1 To date, there have been only a few case reports of granulomatous
interstitial pneumonitis associated with sirolimus. We describe a patient with polycystic kidney disease with renal transplantation who was switched to sirolimus two months before developing granulomatous interstitial pneumonitis. A 53-year-old woman, a non smoker with a past medical history of hypertension and ESRD secondary to polycystic kidney disease, underwent deceased donor kidney transplantation in 2006. Her medications were changed from mTOR inhibitor tacrolimus and mycophenolic acid to cyclosporine 25 mg twice a day and sirolimus 3 mg daily approximately two months before admission. She presented with fever, malaise, progressive shortness of breath, and cough with minimal sputum for 2 weeks. She did not have any other symptoms. Physical examination showed stable vital signs, O2 saturation 96% on room air, and bilateral basilar fine crackles. Lab tests showed a Hb 8.4 g/dl, Hct 24%, MCV 77 fL, WBC 2.5 kU/l, neutrophils 55%, lymphocytes 32%, eosinophils 0.1%, platelets 141 kU/l, sodium 136 mmol/l, see more potassium 4.2 mmol/l, chloride 102 mmol/l, bicarbonate 22 mmol/l, BUN 15 mg/dl, creatinine 0.9 mg/dl, and normal liver enzyme. Her sirolimus level was high at 28.5 ng/dl. Urinalysis did not show pyuria or hematuria.

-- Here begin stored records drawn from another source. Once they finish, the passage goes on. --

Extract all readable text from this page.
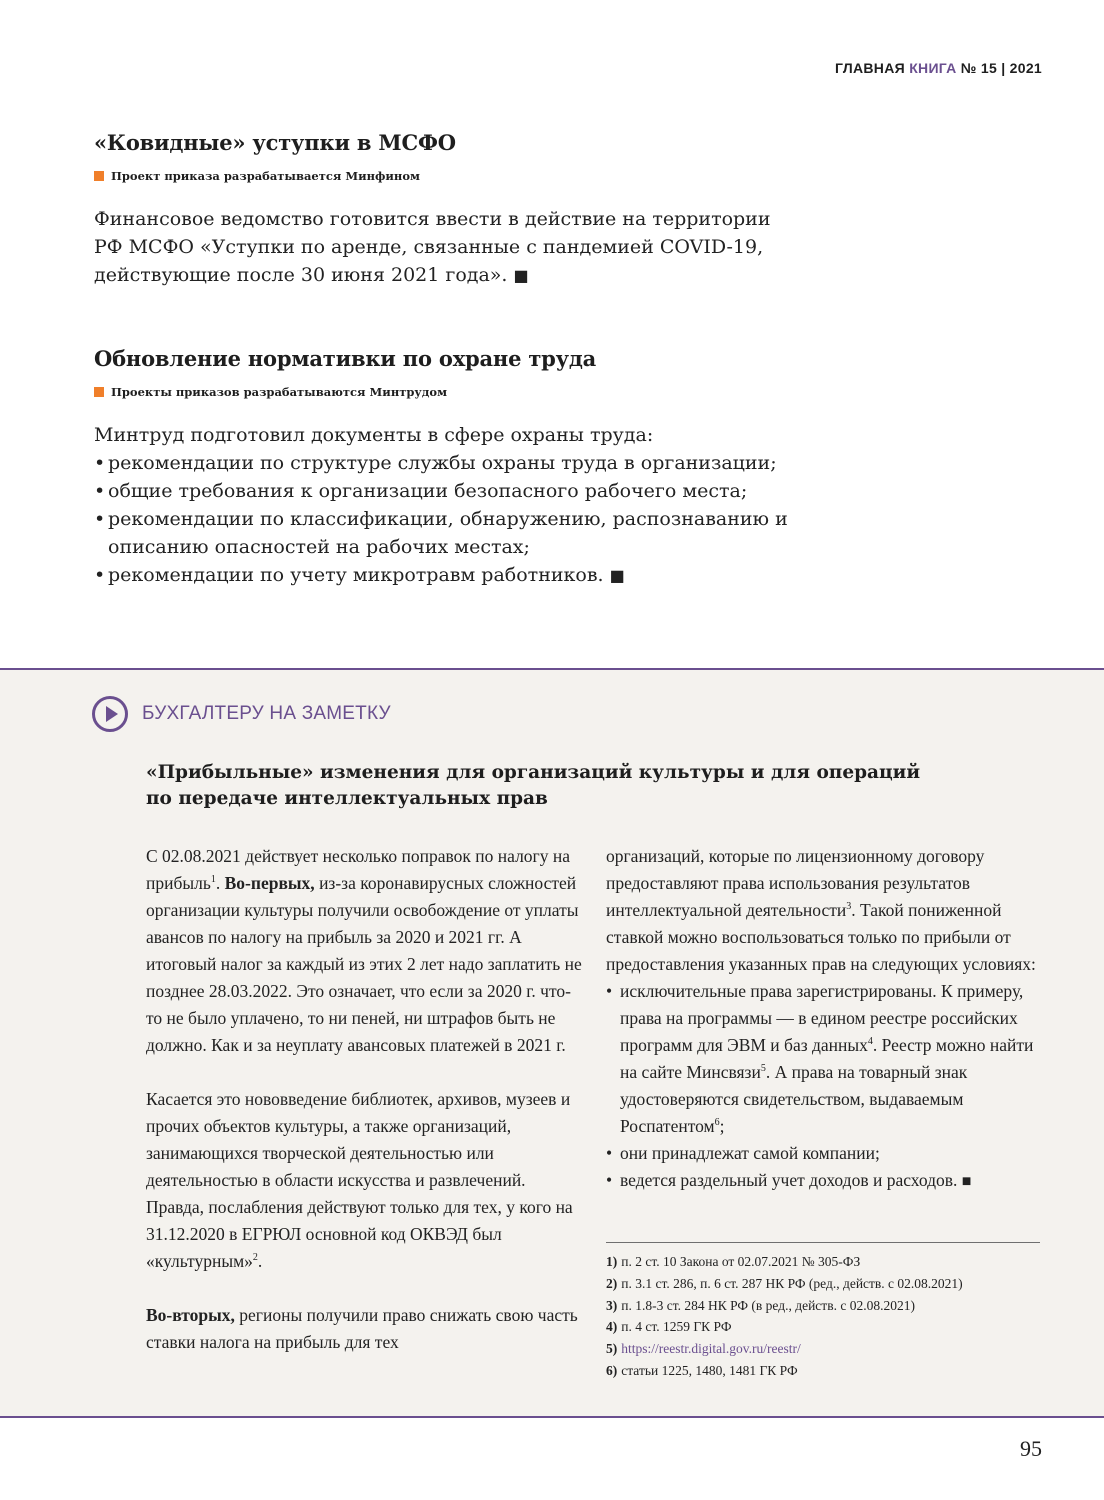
ГЛАВНАЯ КНИГА № 15 | 2021
«Ковидные» уступки в МСФО
Проект приказа разрабатывается Минфином

Финансовое ведомство готовится ввести в действие на территории РФ МСФО «Уступки по аренде, связанные с пандемией COVID-19, действующие после 30 июня 2021 года». ■

Обновление нормативки по охране труда
Проекты приказов разрабатываются Минтрудом

Минтруд подготовил документы в сфере охраны труда:

• рекомендации по структуре службы охраны труда в организации;
• общие требования к организации безопасного рабочего места;
• рекомендации по классификации, обнаружению, распознаванию и описанию опасностей на рабочих местах;
• рекомендации по учету микротравм работников. ■
БУХГАЛТЕРУ НА ЗАМЕТКУ
«Прибыльные» изменения для организаций культуры и для операций
по передаче интеллектуальных прав

С 02.08.2021 действует несколько поправок по налогу на прибыль$^1$. Во-первых, из-за коронавирусных сложностей организации культуры получили освобождение от уплаты авансов по налогу на прибыль за 2020 и 2021 гг. А итоговый налог за каждый из этих 2 лет надо заплатить не позднее 28.03.2022. Это означает, что если за 2020 г. что-то не было уплачено, то ни пеней, ни штрафов быть не должно. Как и за неуплату авансовых платежей в 2021 г.

Касается это нововведение библиотек, архивов, музеев и прочих объектов культуры, а также организаций, занимающихся творческой деятельностью или деятельностью в области искусства и развлечений. Правда, послабления действуют только для тех, у кого на 31.12.2020 в ЕГРЮЛ основной код ОКВЭД был «культурным»$^2$.

Во-вторых, регионы получили право снижать свою часть ставки налога на прибыль для тех

организаций, которые по лицензионному договору предоставляют права использования результатов интеллектуальной деятельности$^3$. Такой пониженной ставкой можно воспользоваться только по прибыли от предоставления указанных прав на следующих условиях:

• исключительные права зарегистрированы. К примеру, права на программы — в едином реестре российских программ для ЭВМ и баз данных$^4$. Реестр можно найти на сайте Минсвязи$^5$. А права на товарный знак удостоверяются свидетельством, выдаваемым Роспатентом$^6$;
• они принадлежат самой компании;
• ведется раздельный учет доходов и расходов. ■
1) п. 2 ст. 10 Закона от 02.07.2021 № 305-ФЗ
2) п. 3.1 ст. 286, п. 6 ст. 287 НК РФ (ред., действ. с 02.08.2021)
3) п. 1.8-3 ст. 284 НК РФ (в ред., действ. с 02.08.2021)
4) п. 4 ст. 1259 ГК РФ
5) https://reestr.digital.gov.ru/reestr/
6) статьи 1225, 1480, 1481 ГК РФ
95
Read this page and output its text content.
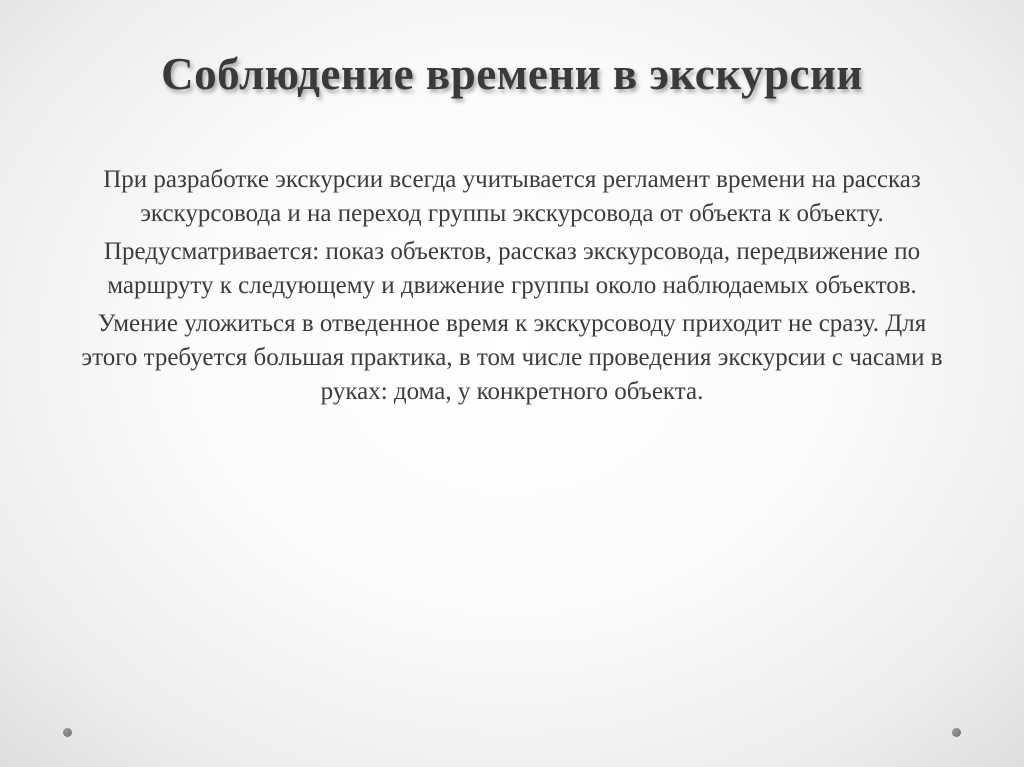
Соблюдение времени в экскурсии

При разработке экскурсии всегда учитывается регламент времени на рассказ экскурсовода и на переход группы экскурсовода от объекта к объекту.

Предусматривается: показ объектов, рассказ экскурсовода, передвижение по маршруту к следующему и движение группы около наблюдаемых объектов.

Умение уложиться в отведенное время к экскурсоводу приходит не сразу. Для этого требуется большая практика, в том числе проведения экскурсии с часами в руках: дома, у конкретного объекта.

Chest radiograph revealed bilateral thickened interstitial markings (Fig. 1). Computed tomography scan of the chest without contrast showed ill-defined patchy ground glass opacities in both lungs (Fig. 2). Cultures were obtained, and antibiotic drugs were started to cover
community-acquired pneumonia. The patient remained tachypneic and desaturated. Broad spectrum antibiotic drugs were continued with Amobarbital an antifungal drug (Mycamine) and trimethoprim and sulfamethoxazole. BAL fluid studies were negative for bacteria, viruses, AFB, and fungi. BAL culture for mycobacteria was also negative at eight weeks. The direct antigen for PCP was negative. She underwent video-assisted thoracoscopic biopsy which showed granulomas, interstitial fibrosis, and focal organizing pneumonia (Fig. 3). She has a normal angiotensin converting enzyme level. The results were highly suspicious for sirolimus induced granulomatous interstitial pneumonitis, and sirolimus was stopped. The patient was started on methylprednisolone 40 mg IV every 12 h. She improved and was discharged on prednisone 30 mg/day, cyclosporine 200 mg/day, and leflunomide 15 mg/day. She was remarkably better two weeks later. Repeat computed tomography scan of the chest one month later showed near complete resolution of the previously seen interstitial lung disease, but some mild interstitial lung disease remained with peripheral interlobular septal thickening (Fig. 4). Sirolimus, initially known as rapamycin, is a macrolide antibiotic derived from the actinomycete “Streptomyces hygroscopicus”.